The northern most part of the town was decided to be the Furushiroyama mountain and from there they made three main streets to build the town.
There used to be another town but it was located on the other side of Furushiroyama and because they had some disasters of floods and fires, as well as the fact that it had become too small, they decided to make a new town.
In 1620, there were 250 Samurai houses and 420 other houses in Kakunodate.
Unfortunately, the Ashina family’s line ended in 1656 and after that, the Satake-Kita family ruled this area.
The guide map says “the Samurai district in particular, with its narrow streets and corners, has remained unchanged for over 400 years”.
It is a long and narrow town from north to south and the place called Hiyoke, in the square of city hall, is the centre of the town.
The north of that is the Samurai area and the south is the area of tradesmen and artisans.
We parked our car in the car park at the foot of Furushiroyama, which was full of cherry blossoms, and walked around the Samurai district.
Although the rain persisted throughout the day, there were many people walking with their umbrellas, as this is one of the main tourist attractions in this area.
Apparently, there are 6 Samurai houses open to the public and we went to one of them, called Aoyagi, which was described in our guidebook as ‘the most established spot for tourists’, and cost 500 yen (£3.65, €4.10, $4.60).
Aoyagi is the family with about 400 years of history and within the total area of almost 10,000 square metres, there are old buildings and they are now museums such as The Armory, The Akita Folk Museum and so on.
There was a bust of a man with a bit of a peculiar face in the garden, which drew my eyes.
He was not Mr. Aoyagi, but someone called Naotake Odano.

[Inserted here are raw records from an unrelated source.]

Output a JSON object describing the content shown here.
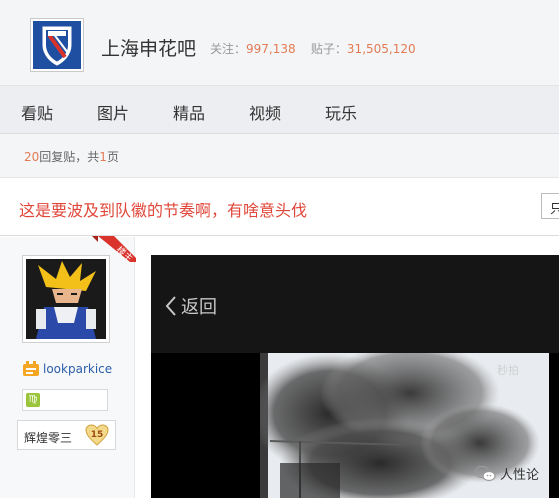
{
  "forum": {
    "name": "上海申花吧",
    "follow_label": "关注：",
    "follow_count": "997,138",
    "posts_label": "贴子：",
    "posts_count": "31,505,120"
  },
  "tabs": [
    {
      "label": "看贴"
    },
    {
      "label": "图片"
    },
    {
      "label": "精品"
    },
    {
      "label": "视频"
    },
    {
      "label": "玩乐"
    }
  ],
  "reply_info": {
    "count": "20",
    "count_suffix": "回复贴，共",
    "pages": "1",
    "pages_suffix": "页"
  },
  "thread": {
    "title": "这是要波及到队徽的节奏啊，有啥意头伐",
    "action_label": "只"
  },
  "author": {
    "badge": "楼主",
    "username": "lookparkice",
    "level_name": "辉煌零三",
    "level": "15"
  },
  "video": {
    "back_label": "返回",
    "watermark": "秒拍"
  },
  "watermark": {
    "label": "人性论"
  },
  "colors": {
    "accent_orange": "#e27b55",
    "title_red": "#e0473a",
    "badge_red": "#d9332b",
    "link_blue": "#2a5ea8",
    "logo_blue": "#1f4fa0"
  },
  "icons": {
    "logo": "shenhua-crest-icon",
    "back": "chevron-left-icon",
    "level": "heart-badge-icon",
    "zodiac": "zodiac-virgo-icon",
    "wechat": "wechat-icon"
  }
}
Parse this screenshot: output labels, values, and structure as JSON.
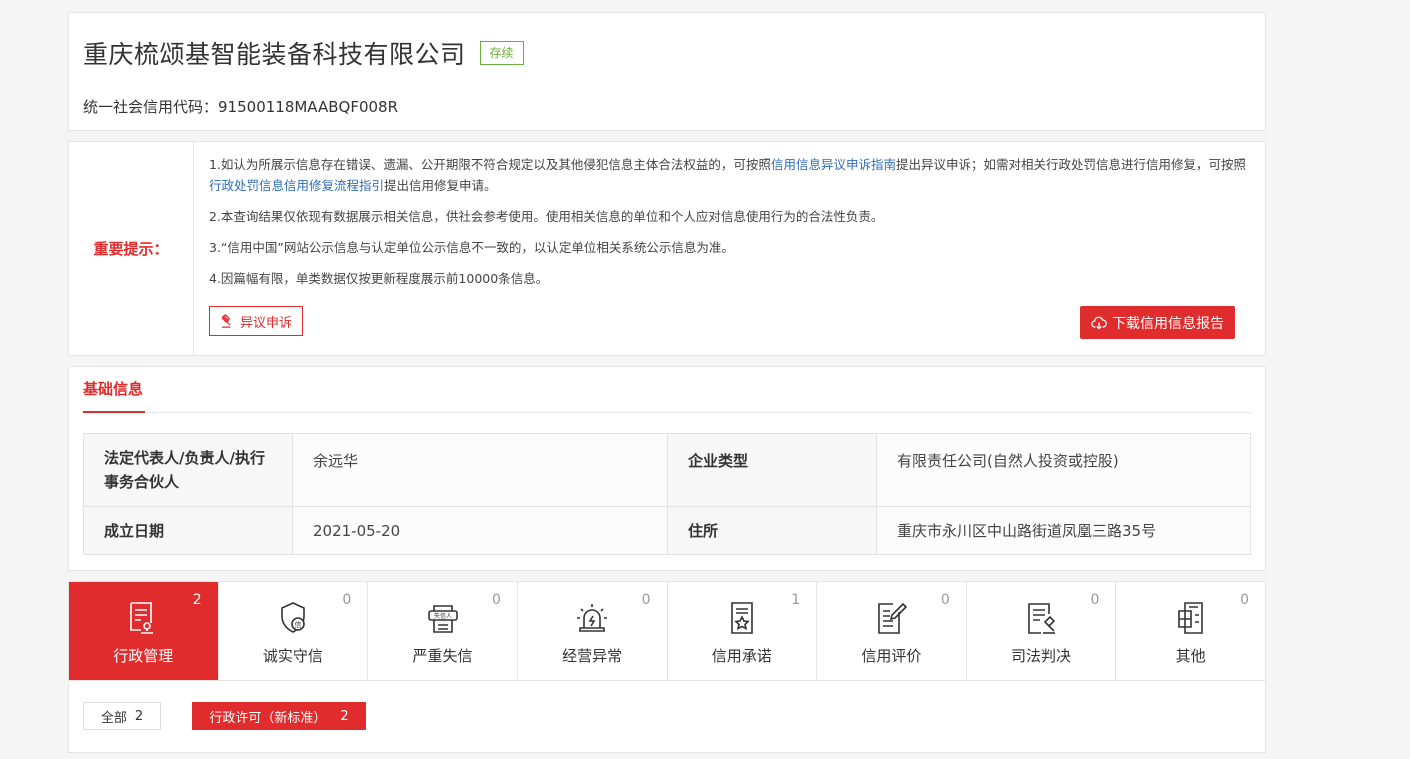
{
  "header": {
    "company_name": "重庆梳颂基智能装备科技有限公司",
    "status": "存续",
    "credit_code_label": "统一社会信用代码：",
    "credit_code": "91500118MAABQF008R"
  },
  "notice": {
    "label": "重要提示：",
    "line1_a": "1.如认为所展示信息存在错误、遗漏、公开期限不符合规定以及其他侵犯信息主体合法权益的，可按照",
    "line1_link1": "信用信息异议申诉指南",
    "line1_b": "提出异议申诉；如需对相关行政处罚信息进行信用修复，可按照",
    "line1_link2": "行政处罚信息信用修复流程指引",
    "line1_c": "提出信用修复申请。",
    "line2": "2.本查询结果仅依现有数据展示相关信息，供社会参考使用。使用相关信息的单位和个人应对信息使用行为的合法性负责。",
    "line3": "3.“信用中国”网站公示信息与认定单位公示信息不一致的，以认定单位相关系统公示信息为准。",
    "line4": "4.因篇幅有限，单类数据仅按更新程度展示前10000条信息。",
    "appeal_label": "异议申诉",
    "download_label": "下载信用信息报告"
  },
  "basic": {
    "tab_label": "基础信息",
    "rows": [
      {
        "k1": "法定代表人/负责人/执行事务合伙人",
        "v1": "余远华",
        "k2": "企业类型",
        "v2": "有限责任公司(自然人投资或控股)"
      },
      {
        "k1": "成立日期",
        "v1": "2021-05-20",
        "k2": "住所",
        "v2": "重庆市永川区中山路街道凤凰三路35号"
      }
    ]
  },
  "categories": [
    {
      "label": "行政管理",
      "count": "2"
    },
    {
      "label": "诚实守信",
      "count": "0"
    },
    {
      "label": "严重失信",
      "count": "0",
      "icon_text": "失信人"
    },
    {
      "label": "经营异常",
      "count": "0"
    },
    {
      "label": "信用承诺",
      "count": "1"
    },
    {
      "label": "信用评价",
      "count": "0"
    },
    {
      "label": "司法判决",
      "count": "0"
    },
    {
      "label": "其他",
      "count": "0"
    }
  ],
  "filters": {
    "all_label": "全部",
    "all_count": "2",
    "admin_label": "行政许可（新标准）",
    "admin_count": "2"
  },
  "colors": {
    "accent": "#e02c2c",
    "status_green": "#6cae3c",
    "link": "#2f6db5"
  }
}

Odano was a local Samurai and a remote relative of the Aoyagi family, who illustrated the human body in “Kaitai Shinsho”, the first translation of a Dutch book on anatomy, published in 1774.
In the Kaitai Shinsho gallery nearby, we could see the copy of the first edition of Kaitai Shinsho.
There is also a Kimono studio, which dresses you up in Kimono.
I love this kind of service, so my husband and I dressed up in Kimono here (2,000 yen per person) and took many photos.
The person in this studio was a non-Japanese Asian woman and she was good at dressing me, but she did not know well how to dress a man.
Our family members tried to help her and after a big fuss, in the end he looked OK, so we were satisfied.
In the Akita Folk Museum, we could see a demonstration of the cherry-bark handicraft, which is the traditional local craft.
After this visit, we kept walking for a while and saw quite a few cherry trees, whose blossoms were lovely against the black walls of Samurai houses.
Although it was late April, the cold rain kept pouring and although I was wearing my light down jacket, it was really cold.